Yaşanılan hayatta insan sürekli yeni şeyler öğreniyor. Gerçekte ne kadar küçük bir cüce olduklarını idrak edemeyenleri hayretle izleriz. Kirli ilişkilerin ve girift bağların adeta oyun kurucusu, hatta usta oyuncusu olmuşlar. Herkese tepeden bakmayı, işlerine geldikleri gibi insan kullanmayı ve bunu dayatma ile yapmanın yollarını zorlayıp duruyorlar. Bu tutumları kabul edenler olur fakat bunu genele yapma çabaları ahmaklık.

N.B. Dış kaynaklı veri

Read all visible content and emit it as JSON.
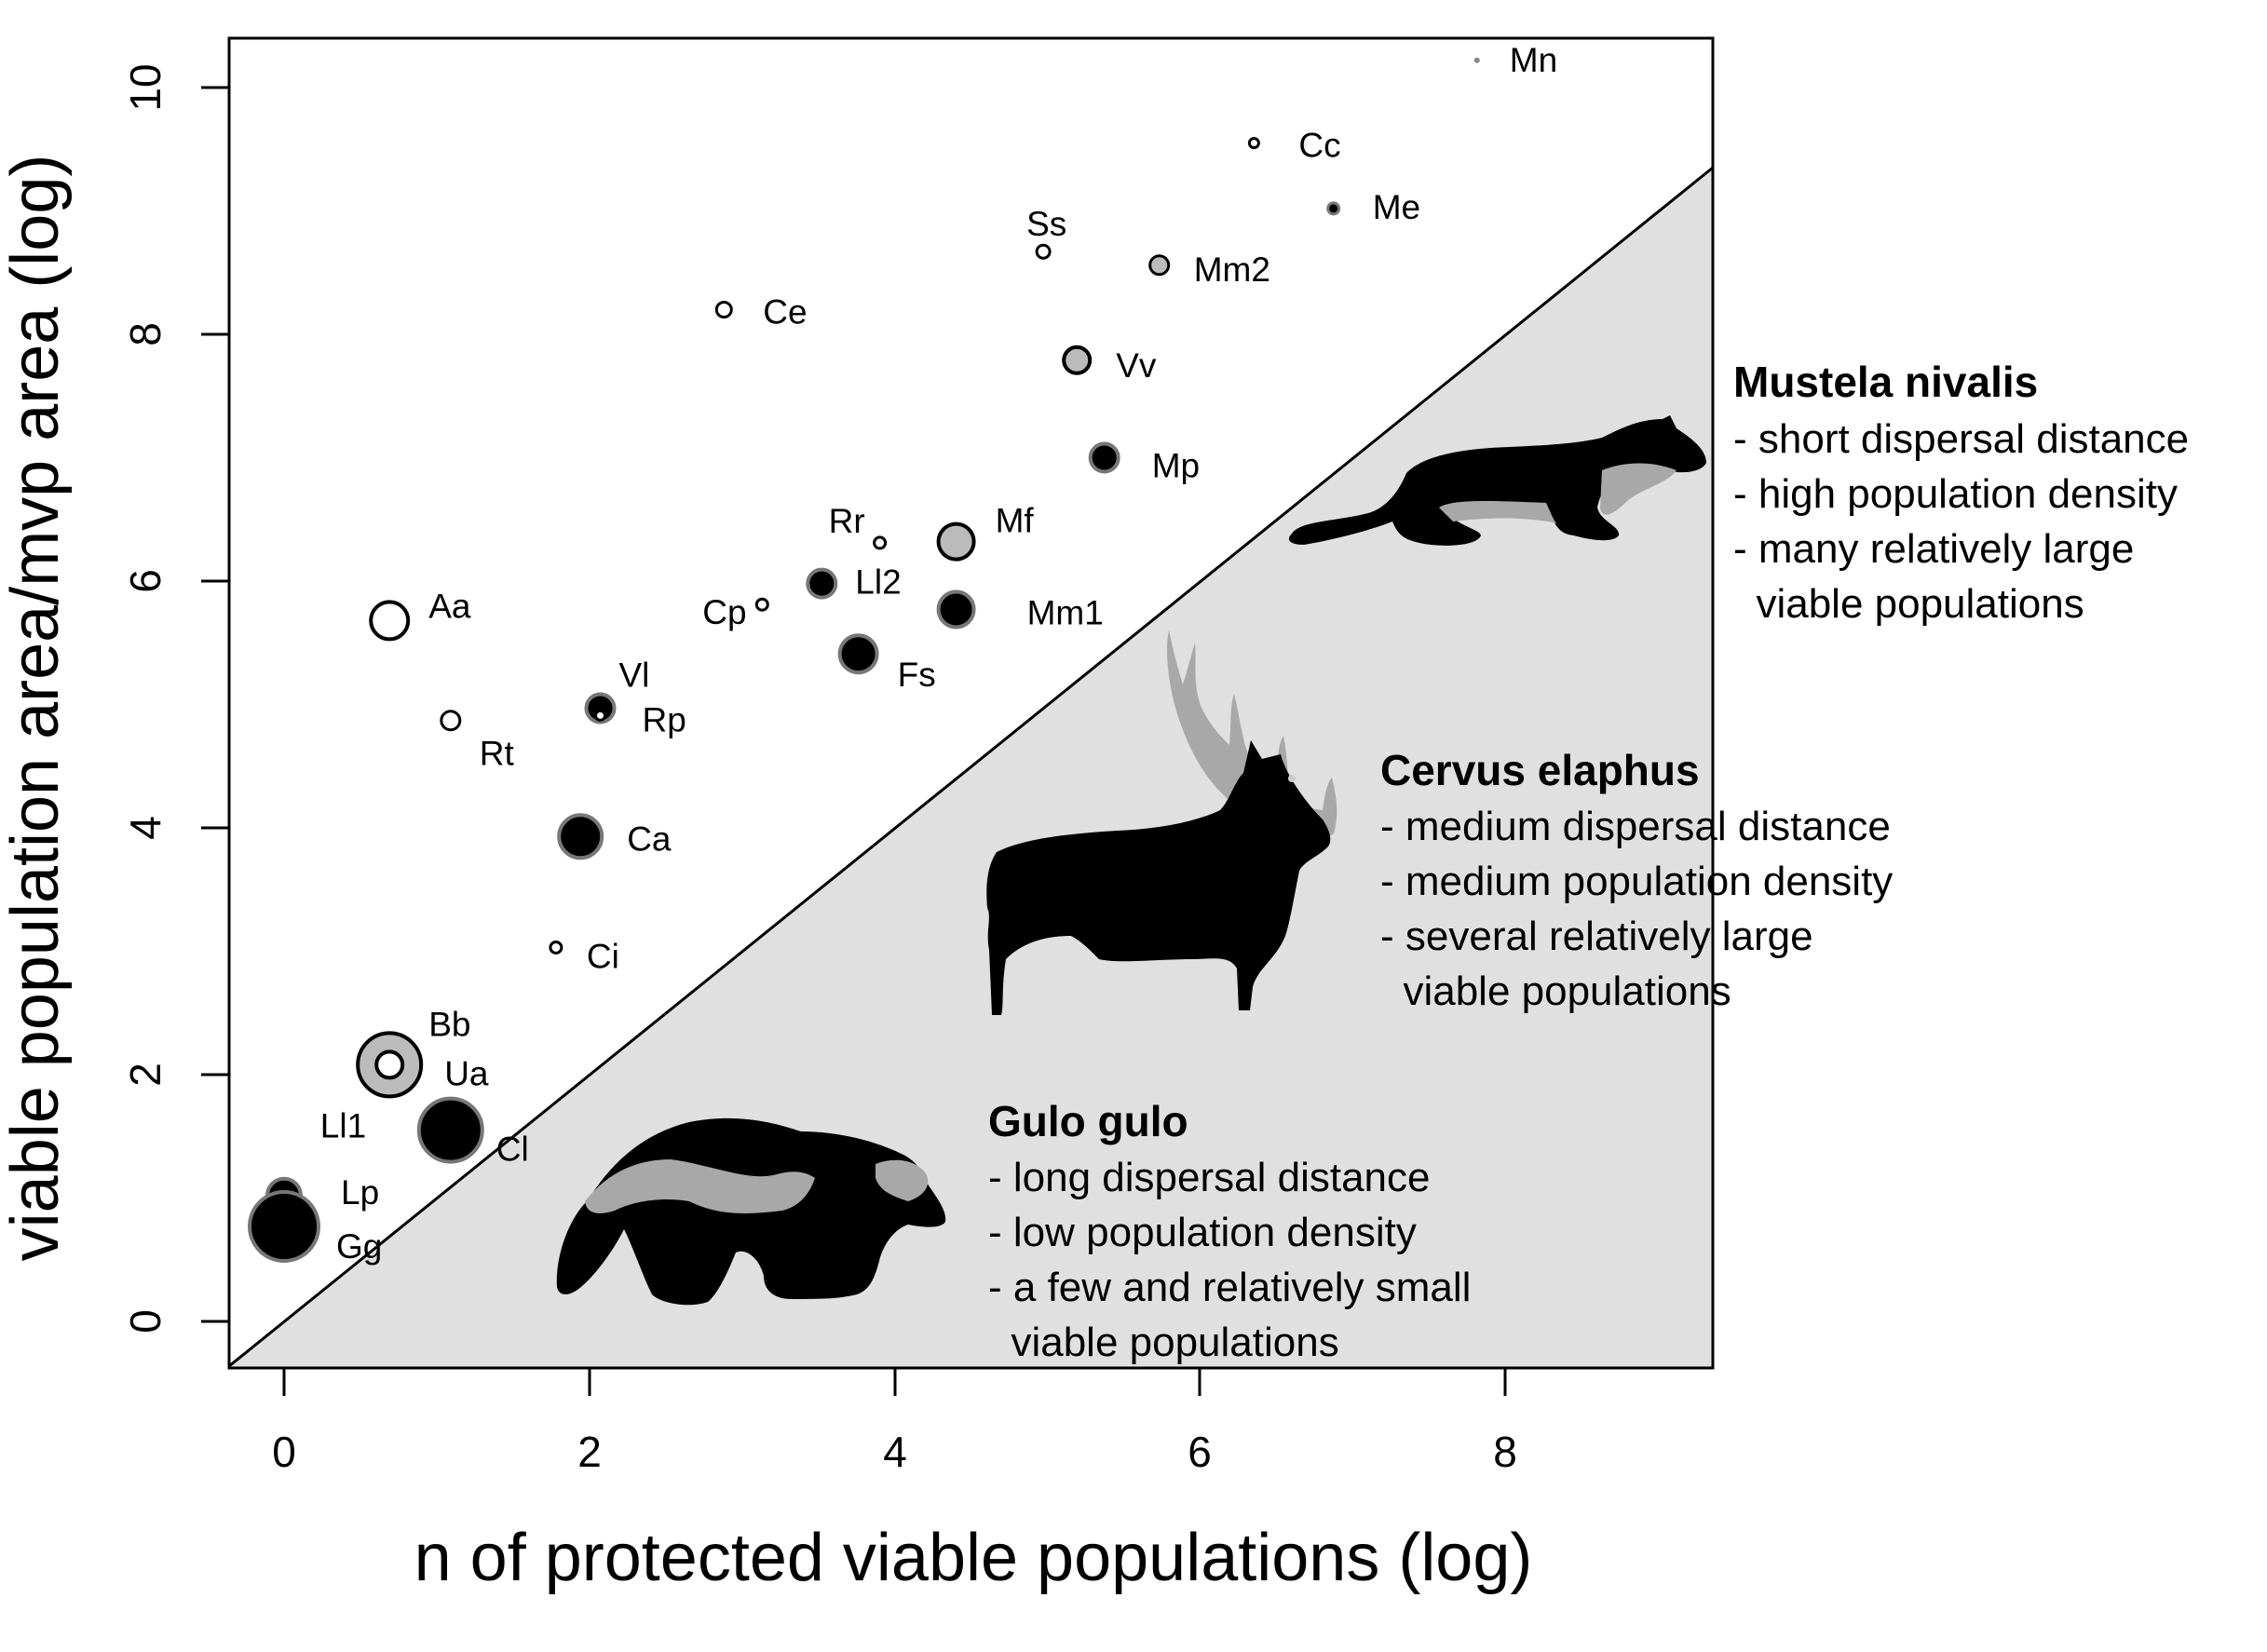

Kısacası ‘’Babaların uşağı, şamar oğlanı ‘’ gibi kullanmak için eşek arıyorlar.
Bir insan hayatı boyunca onurlu yaşamış ise, yalan, riya ve belden aşağı vurmalardan uzak durmuş ise, kimsenin ekmeği-aşı ile oynamamış ise; hiç kimse o kişiyi parmağına takıp oynatma hevesine kapılmasın. Yırtsa da bir yerlerini bu asla olmayacaktır. Şerefli bir geçmişi olanı kimse satın alamaz, bileğini bükemez ve kullanamaz. Diktikleri ve önüne gelene giydirmek için dayattıkları o kölelik elbisesi herkese uymaz. Aslında herkes ne ektiyse onu er ya da geç biçecek. Çünkü bu hayatta kimsenin ettiği yanına kalmaz. Bu cüceler kendilerini o kadar büyük görürler ki, temel çıkış noktaları şu : ‘’ Ben yaparım ve yanıma kar kalır ‘’
-Acaba…?
İnsanları keyfe keder kullanmak derdinde olanlar bilsinler ki, hayat akıp gidiyor. Her maçın bir rövanşı olduğu gibi her haksızlığın ve kötülüğünde bir karşılığı elbet olacaktır. Bu durum Hakk’ın kaçınılmaz bir tecellisidir. Herkesi küçük görüp, kendilerini dev aynasında görenler bir düşünsünler o halde: Gerçekte bu kadar büyükseniz neden herkesi küçük görüp fesatlık peşindesiniz? Maddi güçlerine güvenerek önüne gelene her türlü kötülüğü yapanlar , '' Neden zor zamanımda yanımda olmadınız...'' diye bir de veryansın etmeleri yok mu, şaşıp kalıyor insan. Kimse kusura bakmasın; bu ikili oynamaları, münafıklıkları herkes beceremez.